Bien qu’une solution ait finalement été trouvée pour cette personne après 15 ans de procédure, Myria et l’Institut fédéral des droits humains (IFDH) déplorent que ce règlement amiable individuel ne règle en rien un problème structurel : l’absence de recours effectif pour contester un refus de régularisation pour raisons médicales. Il s’agit en effet de la quatrième affaire de ce genre portée devant la Cour européenne des droits de l’homme qui se conclut par un règlement à l’amiable, sans un arrêt sur le fond qui aurait pu imposer une solution structurelle.
Myria et l’Institut fédéral des droits humains (IFDH) demandent dès lors au gouvernement fédéral de modifier la loi pour introduire un recours effectif dans la procédure de régularisation pour raisons médicales.
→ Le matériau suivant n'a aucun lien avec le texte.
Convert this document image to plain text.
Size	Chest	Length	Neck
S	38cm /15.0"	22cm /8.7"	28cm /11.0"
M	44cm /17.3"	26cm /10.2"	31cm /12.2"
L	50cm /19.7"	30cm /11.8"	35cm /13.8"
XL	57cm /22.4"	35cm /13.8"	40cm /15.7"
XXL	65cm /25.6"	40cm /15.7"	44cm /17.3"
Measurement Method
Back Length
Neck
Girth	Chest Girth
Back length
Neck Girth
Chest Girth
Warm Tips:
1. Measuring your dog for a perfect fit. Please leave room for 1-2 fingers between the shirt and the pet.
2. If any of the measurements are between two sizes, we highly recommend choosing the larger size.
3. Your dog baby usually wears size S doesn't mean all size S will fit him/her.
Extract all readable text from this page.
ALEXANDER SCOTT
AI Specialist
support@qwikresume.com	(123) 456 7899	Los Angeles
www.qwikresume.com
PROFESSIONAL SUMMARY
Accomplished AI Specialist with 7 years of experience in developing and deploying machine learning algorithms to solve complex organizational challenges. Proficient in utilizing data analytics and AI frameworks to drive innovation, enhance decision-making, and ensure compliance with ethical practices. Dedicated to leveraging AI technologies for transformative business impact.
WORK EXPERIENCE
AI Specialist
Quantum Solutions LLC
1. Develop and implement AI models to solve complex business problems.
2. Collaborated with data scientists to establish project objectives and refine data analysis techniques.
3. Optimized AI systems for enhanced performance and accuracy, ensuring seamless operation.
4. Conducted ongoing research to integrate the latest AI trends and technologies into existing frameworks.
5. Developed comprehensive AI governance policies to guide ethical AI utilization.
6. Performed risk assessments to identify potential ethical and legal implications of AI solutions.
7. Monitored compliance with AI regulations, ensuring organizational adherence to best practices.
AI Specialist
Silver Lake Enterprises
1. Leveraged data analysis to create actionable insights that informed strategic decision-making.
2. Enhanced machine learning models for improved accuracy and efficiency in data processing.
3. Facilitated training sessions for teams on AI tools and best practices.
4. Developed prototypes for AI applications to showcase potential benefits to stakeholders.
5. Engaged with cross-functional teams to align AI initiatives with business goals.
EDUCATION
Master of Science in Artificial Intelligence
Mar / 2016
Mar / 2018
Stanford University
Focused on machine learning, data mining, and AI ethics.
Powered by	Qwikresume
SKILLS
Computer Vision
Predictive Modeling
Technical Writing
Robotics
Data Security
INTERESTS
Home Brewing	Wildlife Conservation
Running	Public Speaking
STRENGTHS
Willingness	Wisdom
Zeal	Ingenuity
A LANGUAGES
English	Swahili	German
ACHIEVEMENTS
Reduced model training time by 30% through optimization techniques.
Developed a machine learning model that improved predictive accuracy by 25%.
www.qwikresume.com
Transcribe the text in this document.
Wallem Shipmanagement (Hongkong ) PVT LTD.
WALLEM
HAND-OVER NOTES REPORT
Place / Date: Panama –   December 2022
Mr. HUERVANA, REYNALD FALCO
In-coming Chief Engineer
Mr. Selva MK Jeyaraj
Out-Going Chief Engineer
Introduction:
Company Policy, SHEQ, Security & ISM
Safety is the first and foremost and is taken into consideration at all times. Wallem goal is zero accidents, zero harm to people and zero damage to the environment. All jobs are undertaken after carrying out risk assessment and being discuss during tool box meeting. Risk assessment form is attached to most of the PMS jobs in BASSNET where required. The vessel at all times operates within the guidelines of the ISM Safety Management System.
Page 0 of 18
Pas de recours effectif en cas de contestation
Devoir faire un recours devant la Cour européenne des droits de l’homme est une des conséquences de l’absence de recours effectif en Belgique. Le problème est structurel et connu de longue date : les personnes étrangères gravement malades ne bénéficient pas d’un recours effectif pour contester un refus de l’Office des étrangers d’une demande de séjour médical. Le Conseil du contentieux des étrangers ne peut pas examiner le fond de la décision, il doit seulement vérifier si l’Office des étrangers n’a pas commis une erreur en droit, telle que le manque de motivation de la décision. Le Médiateur fédéral avait déjà pointé le problème dans un rapport d’enquête en 2016. Un recours effectif permettrait au Conseil du contentieux d’examiner si la décision de refus de séjour répond aux critères légaux, sur base de la situation médicale actuelle.
Certaines personnes sont dès lors confrontées à un “ping-pong procédural” pendant de nombreuses années : le Conseil du contentieux des étrangers annule le refus de l’Office des étrangers, qui prend ensuite une nouvelle décision de refus, qui peut être à nouveau annulée par le Conseil et ainsi de suite. Ces personnes malades se retrouvent face à une longue procédure, ce qui peut fragiliser davantage leur état de santé déjà précaire.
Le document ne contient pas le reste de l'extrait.